If the anger continues, enforce a time-out. Time-outs can be an effective method of discipline, according to KidsHealth. Avoid making accusations and threats or hurling insults.
Instead, calmly state that his outburst is unacceptable behavior and has led to the time-out. You might say, “We don’t yell and scream in this home” or “There’s no hitting in this family.” Sit him in an area of your home that you’ve designated as his “time-out” spot, such as on the stairs or in a kitchen chair.
The time-out should be approximately one minute for each year of your child’s age, recommends KidsHealth. If your tot is 2 years old, the time-out is two minutes.
Teaching Healthier Communication
Kids often act out their emotions because they haven’t learned self-expression skills. Once your child calms down, encourage him to put his feelings into words.

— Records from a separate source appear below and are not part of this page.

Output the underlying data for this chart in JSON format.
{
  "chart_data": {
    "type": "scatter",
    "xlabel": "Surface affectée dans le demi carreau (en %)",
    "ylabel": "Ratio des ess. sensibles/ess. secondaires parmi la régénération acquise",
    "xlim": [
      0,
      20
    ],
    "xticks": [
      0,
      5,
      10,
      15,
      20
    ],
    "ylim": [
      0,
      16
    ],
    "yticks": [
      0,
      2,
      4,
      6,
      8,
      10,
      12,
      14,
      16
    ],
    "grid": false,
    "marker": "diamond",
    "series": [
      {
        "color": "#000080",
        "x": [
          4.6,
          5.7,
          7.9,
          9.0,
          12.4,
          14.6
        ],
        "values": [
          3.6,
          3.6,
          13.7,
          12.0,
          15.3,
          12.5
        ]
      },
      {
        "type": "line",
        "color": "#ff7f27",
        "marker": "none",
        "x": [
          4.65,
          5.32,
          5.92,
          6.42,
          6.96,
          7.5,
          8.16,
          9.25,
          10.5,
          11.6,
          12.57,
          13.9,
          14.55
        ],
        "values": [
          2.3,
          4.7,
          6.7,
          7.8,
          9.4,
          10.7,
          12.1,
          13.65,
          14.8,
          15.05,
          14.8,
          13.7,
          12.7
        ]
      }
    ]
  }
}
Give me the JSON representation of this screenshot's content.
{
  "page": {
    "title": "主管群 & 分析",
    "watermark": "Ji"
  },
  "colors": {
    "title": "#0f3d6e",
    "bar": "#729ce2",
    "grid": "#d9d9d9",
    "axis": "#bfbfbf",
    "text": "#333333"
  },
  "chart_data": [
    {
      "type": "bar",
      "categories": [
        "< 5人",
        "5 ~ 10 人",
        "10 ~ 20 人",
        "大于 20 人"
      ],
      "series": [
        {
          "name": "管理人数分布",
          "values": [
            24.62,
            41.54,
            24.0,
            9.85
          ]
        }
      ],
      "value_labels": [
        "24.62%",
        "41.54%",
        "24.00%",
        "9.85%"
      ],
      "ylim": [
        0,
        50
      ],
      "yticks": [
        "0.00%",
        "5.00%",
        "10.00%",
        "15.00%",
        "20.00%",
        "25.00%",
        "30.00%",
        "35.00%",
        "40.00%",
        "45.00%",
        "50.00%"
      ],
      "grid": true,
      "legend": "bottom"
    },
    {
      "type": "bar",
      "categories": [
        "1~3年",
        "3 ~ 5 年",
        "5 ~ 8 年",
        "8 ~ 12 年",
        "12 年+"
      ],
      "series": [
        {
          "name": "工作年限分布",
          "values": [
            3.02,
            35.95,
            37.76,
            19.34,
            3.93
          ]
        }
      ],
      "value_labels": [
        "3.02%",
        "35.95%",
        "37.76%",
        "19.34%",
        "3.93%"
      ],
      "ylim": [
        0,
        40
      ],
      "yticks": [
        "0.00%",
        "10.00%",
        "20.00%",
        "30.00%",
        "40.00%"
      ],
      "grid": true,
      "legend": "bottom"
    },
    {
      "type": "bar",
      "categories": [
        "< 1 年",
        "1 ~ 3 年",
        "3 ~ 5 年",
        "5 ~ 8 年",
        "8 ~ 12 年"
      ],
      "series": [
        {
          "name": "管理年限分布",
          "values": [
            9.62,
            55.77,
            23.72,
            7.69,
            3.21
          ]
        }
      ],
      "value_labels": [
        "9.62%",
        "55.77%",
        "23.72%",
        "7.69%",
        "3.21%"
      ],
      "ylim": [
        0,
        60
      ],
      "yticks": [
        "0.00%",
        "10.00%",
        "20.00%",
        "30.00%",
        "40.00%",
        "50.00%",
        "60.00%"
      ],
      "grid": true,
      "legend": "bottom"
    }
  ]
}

You might calmly say, “Tell me what made you so angry.” If he’s hesitant, help him by saying, “Are you mad at your sister for playing your video game?” Even if you believe his anger is unjustified or silly, listen with empathy and without belittling his feelings.
You might say, “I can understand why your sister hurt your feelings, but name-calling and hitting isn’t allowed.” The more he can verbally express his anger and maintain self-control, the less likely he’ll be to act out by throwing tantrums.